I lavori manuali non sono la mia passione, ma abbandonare per un po’ le attività consuete, il computer, le riunioni, il telefono, e darci dentro con pennelli e carta vetrata può essere, a suo modo, incredibilmente rilassante. Ovviamente non c’è nulla di tecnologico, in quel lavoro. Ma non è alla pittura che mi riferivo parlando di tecnologia che si fa dimenticare, ma all’unico accessorio extra-lavorativo che ho usato in quei giorni: il mio iPod.
Ce l’ho già da qualche anno, ma fino all’altro giorno l’avevo usato solo una volta o due alla settimana, durante il jogging, e in poche altre occasioni. Invece, quando ho cominciato a fare il “pittore della domenica” con l’iPod in tasca e gli auricolari nelle orecchie, ho capito subito che stava succedendo qualcosa di incredibile. So che descrivere certe emozioni non è facile, ma ci provo lo stesso. Era come se mi passasse tutta la vita davanti sotto forma di canzoni: per giorni interi, come non mi era mai accaduto prima, i mille e rotti brani che rappresentano la mia “autobiografia musicale” si sono susseguiti in un ordine del tutto casuale (ascolto in modalità “random”). Ogni brano, si sa, è legato a ricordi, atmosfere, sensazioni. Rimescolarli tutti, e in un certo senso rivivere quelle sensazioni a ritmo serrato, può essere un’esperienza (e so di esagerare, ma lo faccio lo stesso per rendere l’idea) trascendentale.
Sono nato nel 1961, e anche se a volte non mi dispiacerebbe avere vent’anni in meno, credo che la mia generazione sia stata fra le più privilegiate nel rapporto con la musica. Abbiamo orecchiato i Beatles durante l’infanzia; Woodstock, Jimi Hendrix e il primo Santana fanno saldamente parte della memoria; Pink Floyd, Deep Purple e Led Zeppelin ci hanno esaltati durante l’adolescenza. Altri ce li portiamo dietro da allora ma sono ancora in giro: Bob Dylan, i Rolling Stones. Sentiamo la nostalgia dei tempi in cui si passavano serate intere con la chitarra a cantare Simon e Garfunkel (anche se i nostri figli ridacchiano impietosi al solo pensiero). Abbiamo ballato con Barry White, Stevie Wonder, James Brown. Siamo passati, anche se per una breve stagione, attraverso Clash e Talking Heads. E abbiamo potuto apprezzare quello che è venuto dopo: Sting e U2, Oasis e Coldplay…

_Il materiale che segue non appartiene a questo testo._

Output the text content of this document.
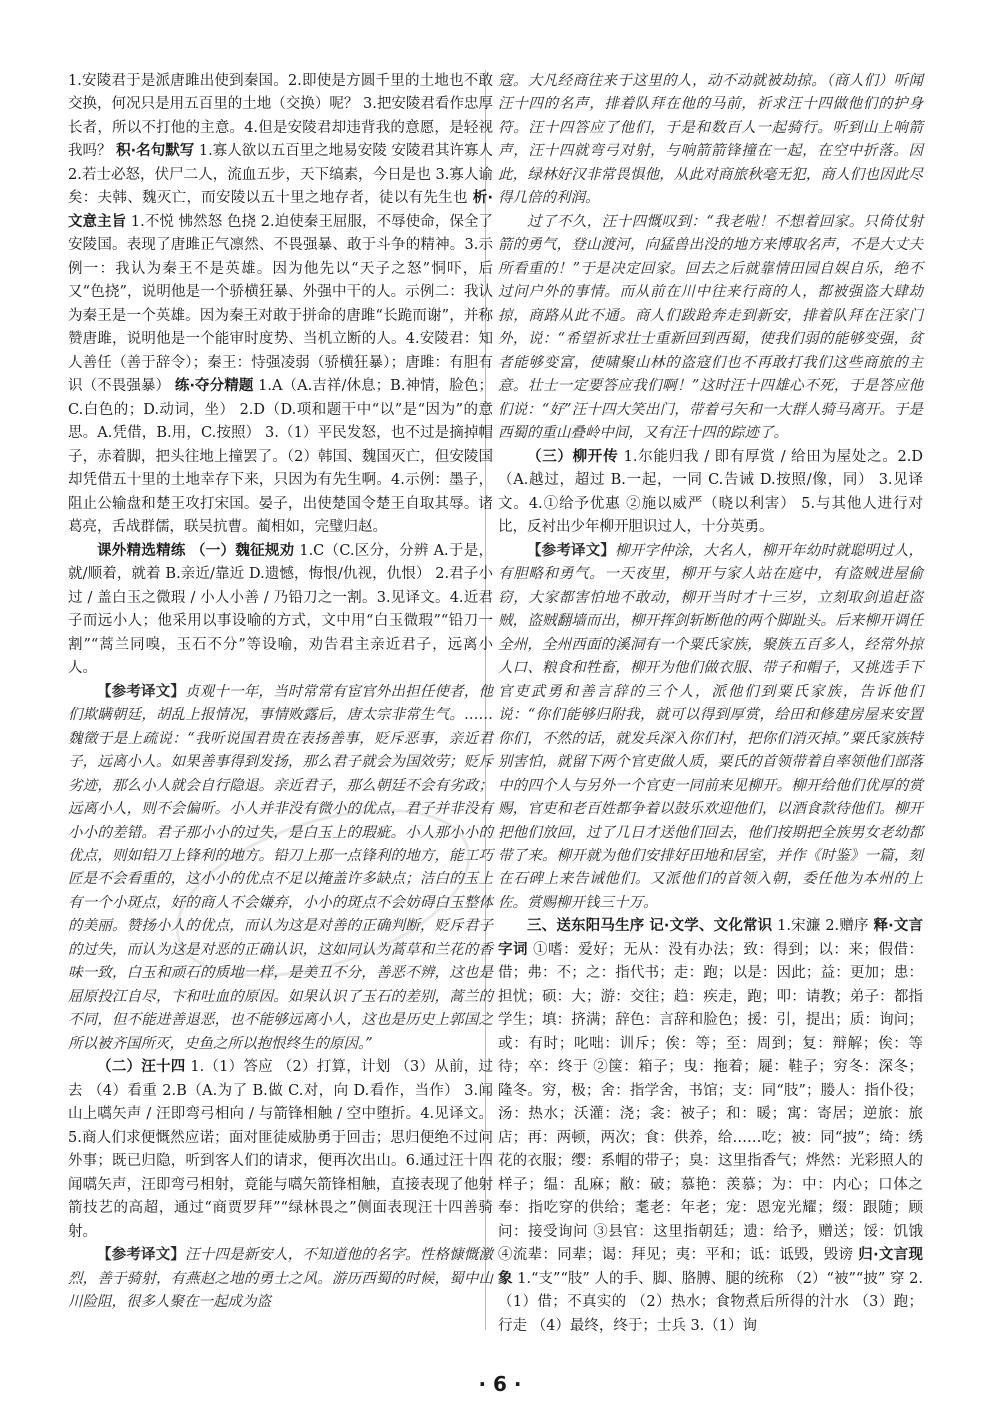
1.安陵君于是派唐雎出使到秦国。2.即使是方圆千里的土地也不敢交换，何况只是用五百里的土地（交换）呢？ 3.把安陵君看作忠厚长者，所以不打他的主意。4.但是安陵君却违背我的意愿，是轻视我吗？ 积·名句默写 1.寡人欲以五百里之地易安陵 安陵君其许寡人 2.若士必怒，伏尸二人，流血五步，天下缟素，今日是也 3.寡人谕矣：夫韩、魏灭亡，而安陵以五十里之地存者，徒以有先生也 析·文意主旨 1.不悦 怫然怒 色挠 2.迫使秦王屈服，不辱使命，保全了安陵国。表现了唐雎正气凛然、不畏强暴、敢于斗争的精神。3.示例一：我认为秦王不是英雄。因为他先以“天子之怒”恫吓，后又“色挠”，说明他是一个骄横狂暴、外强中干的人。示例二：我认为秦王是一个英雄。因为秦王对敢于拼命的唐雎“长跪而谢”，并称赞唐雎，说明他是一个能审时度势、当机立断的人。4.安陵君：知人善任（善于辞令）；秦王：恃强凌弱（骄横狂暴）；唐雎：有胆有识（不畏强暴） 练·夺分精题 1.A（A.吉祥/休息；B.神情，脸色；C.白色的；D.动词，坐） 2.D（D.项和题干中“以”是“因为”的意思。A.凭借，B.用，C.按照） 3.（1）平民发怒，也不过是摘掉帽子，赤着脚，把头往地上撞罢了。（2）韩国、魏国灭亡，但安陵国却凭借五十里的土地幸存下来，只因为有先生啊。4.示例：墨子，阻止公输盘和楚王攻打宋国。晏子，出使楚国令楚王自取其辱。诸葛亮，舌战群儒，联吴抗曹。蔺相如，完璧归赵。

课外精选精练 （一）魏征规劝 1.C（C.区分，分辨 A.于是，就/顺着，就着 B.亲近/靠近 D.遗憾，悔恨/仇视，仇恨） 2.君子小过 / 盖白玉之微瑕 / 小人小善 / 乃铅刀之一割。3.见译文。4.近君子而远小人；他采用以事设喻的方式，文中用“白玉微瑕”“铅刀一割”“蒿兰同嗅，玉石不分”等设喻，劝告君主亲近君子，远离小人。

【参考译文】贞观十一年，当时常常有宦官外出担任使者，他们欺瞒朝廷，胡乱上报情况，事情败露后，唐太宗非常生气。……魏徵于是上疏说：“我听说国君贵在表扬善事，贬斥恶事，亲近君子，远离小人。如果善事得到发扬，那么君子就会为国效劳；贬斥劣迹，那么小人就会自行隐退。亲近君子，那么朝廷不会有劣政；远离小人，则不会偏听。小人并非没有微小的优点，君子并非没有小小的差错。君子那小小的过失，是白玉上的瑕疵。小人那小小的优点，则如铅刀上锋利的地方。铅刀上那一点锋利的地方，能工巧匠是不会看重的，这小小的优点不足以掩盖许多缺点；洁白的玉上有一个小斑点，好的商人不会嫌弃，小小的斑点不会妨碍白玉整体的美丽。赞扬小人的优点，而认为这是对善的正确判断，贬斥君子的过失，而认为这是对恶的正确认识，这如同认为蒿草和兰花的香味一致，白玉和顽石的质地一样，是美丑不分，善恶不辨，这也是屈原投江自尽，卞和吐血的原因。如果认识了玉石的差别，蒿兰的不同，但不能进善退恶，也不能够远离小人，这也是历史上郭国之所以被齐国所灭，史鱼之所以抱恨终生的原因。”

（二）汪十四 1.（1）答应 （2）打算，计划 （3）从前，过去 （4）看重 2.B（A.为了 B.做 C.对，向 D.看作，当作） 3.闻山上嚆矢声 / 汪即弯弓相向 / 与箭锋相触 / 空中堕折。4.见译文。5.商人们求便慨然应诺；面对匪徒威胁勇于回击；思归便绝不过问外事；既已归隐，听到客人们的请求，便再次出山。6.通过汪十四闻嚆矢声，汪即弯弓相射，竟能与嚆矢箭锋相触，直接表现了他射箭技艺的高超，通过“商贾罗拜”“绿林畏之”侧面表现汪十四善骑射。

【参考译文】汪十四是新安人，不知道他的名字。性格慷慨激烈，善于骑射，有燕赵之地的勇士之风。游历西蜀的时候，蜀中山川险阻，很多人聚在一起成为盗

寇。大凡经商往来于这里的人，动不动就被劫掠。（商人们）听闻汪十四的名声，排着队拜在他的马前，祈求汪十四做他们的护身符。汪十四答应了他们，于是和数百人一起骑行。听到山上响箭声，汪十四就弯弓对射，与响箭箭锋撞在一起，在空中折落。因此，绿林好汉非常畏惧他，从此对商旅秋毫无犯，商人们也因此尽得几倍的利润。

过了不久，汪十四慨叹到：“我老啦！不想着回家。只倚仗射箭的勇气，登山渡河，向猛兽出没的地方来博取名声，不是大丈夫所看重的！”于是决定回家。回去之后就靠情田园自娱自乐，绝不过问户外的事情。而从前在川中往来行商的人，都被强盗大肆劫掠，商路从此不通。商人们跋跄奔走到新安，排着队拜在汪家门外，说：“希望祈求壮士重新回到西蜀，使我们弱的能够变强，贫者能够变富，使啸聚山林的盗寇们也不再敢打我们这些商旅的主意。壮士一定要答应我们啊！”这时汪十四雄心不死，于是答应他们说：“好”汪十四大笑出门，带着弓矢和一大群人骑马离开。于是西蜀的重山叠岭中间，又有汪十四的踪迹了。

（三）柳开传 1.尔能归我 / 即有厚赏 / 给田为屋处之。2.D（A.越过，超过 B.一起，一同 C.告诫 D.按照/像，同） 3.见译文。4.①给予优惠 ②施以威严（晓以利害） 5.与其他人进行对比，反衬出少年柳开胆识过人，十分英勇。

【参考译文】柳开字仲涂，大名人，柳开年幼时就聪明过人，有胆略和勇气。一天夜里，柳开与家人站在庭中，有盗贼进屋偷窃，大家都害怕地不敢动，柳开当时才十三岁，立刻取剑追赶盗贼，盗贼翻墙而出，柳开挥剑斩断他的两个脚趾头。后来柳开调任全州，全州西面的溪洞有一个粟氏家族，聚族五百多人，经常外掠人口、粮食和牲畜，柳开为他们做衣服、带子和帽子，又挑选手下官吏武勇和善言辞的三个人，派他们到粟氏家族，告诉他们说：“你们能够归附我，就可以得到厚赏，给田和修建房屋来安置你们，不然的话，就发兵深入你们村，把你们消灭掉。”粟氏家族特别害怕，就留下两个官吏做人质，粟氏的首领带着自率领他们部落中的四个人与另外一个官吏一同前来见柳开。柳开给他们优厚的赏赐，官吏和老百姓都争着以鼓乐欢迎他们，以酒食款待他们。柳开把他们放回，过了几日才送他们回去，他们按期把全族男女老幼都带了来。柳开就为他们安排好田地和居室，并作《时鉴》一篇，刻在石碑上来告诫他们。又派他们的首领入朝，委任他为本州的上佐。赏赐柳开钱三十万。

三、送东阳马生序 记·文学、文化常识 1.宋濂 2.赠序 释·文言字词 ①嗜：爱好；无从：没有办法；致：得到；以：来；假借：借；弗：不；之：指代书；走：跑；以是：因此；益：更加；患：担忧；硕：大；游：交往；趋：疾走，跑；叩：请教；弟子：都指学生；填：挤满；辞色：言辞和脸色；援：引，提出；质：询问；或：有时；叱咄：训斥；俟：等；至：周到；复：辩解；俟：等待；卒：终于 ②箧：箱子；曳：拖着；屣：鞋子；穷冬：深冬；隆冬。穷，极；舍：指学舍，书馆；支：同“肢”；媵人：指仆役；汤：热水；沃灌：浇；衾：被子；和：暖；寓：寄居；逆旅：旅店；再：两顿，两次；食：供养，给……吃；被：同“披”；绮：绣花的衣服；缨：系帽的带子；臭：这里指香气；烨然：光彩照人的样子；缊：乱麻；敝：破；慕艳：羡慕；为：中：内心；口体之奉：指吃穿的供给；耄老：年老；宠：恩宠光耀；缀：跟随；顾问：接受询问 ③县官：这里指朝廷；遗：给予，赠送；馁：饥饿 ④流辈：同辈；谒：拜见；夷：平和；诋：诋毁，毁谤 归·文言现象 1.“支”“肢” 人的手、脚、胳膊、腿的统称 （2）“被”“披” 穿 2.（1）借；不真实的 （2）热水；食物煮后所得的汁水 （3）跑；行走 （4）最终，终于；士兵 3.（1）询

· 6 ·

So che questo rischia di diventare un interminabile elenco (forse noioso, e probabilmente anche un po’ scontato). Era solo per spiegare l’ampiezza dell’escursione sia temporale che stilistica, diciamo così; e per provare a rendere l’idea: una settimana di isolamento totale con l’iPod che pesca a caso nel mucchio, ti propone abbinamenti casuali, e tu ti rendi conto che dietro la casualità si celano richiami inaspettati, affinità nascoste, scherzi della memoria che salta da un momento all’altro, da un decennio all’altro…
E ti ritrovi a canticchiare e a muovere il pennello (è stupido, lo so, ma concedetemi la debolezza) al ritmo di “Born to run” di Bruce Springsteen, a lasciarti catturare come un tempo dai movimenti ipnotici di “Do it again” (Steely Dan), e perfino a ridere ascoltando la canzone più ridicolizzata della storia del pop, “Killing me softly” (ricordate Hugh Grant nel film “About a boy”?) – ma nella versione rap dei Fugees…
E la tecnologia? Dimenticata, appunto. Dietro i quaranta grammi di un iPod nero lasciato per tutta la giornata, per tutta la settimana, nella tasca dei pantaloni imbrattati di pittura.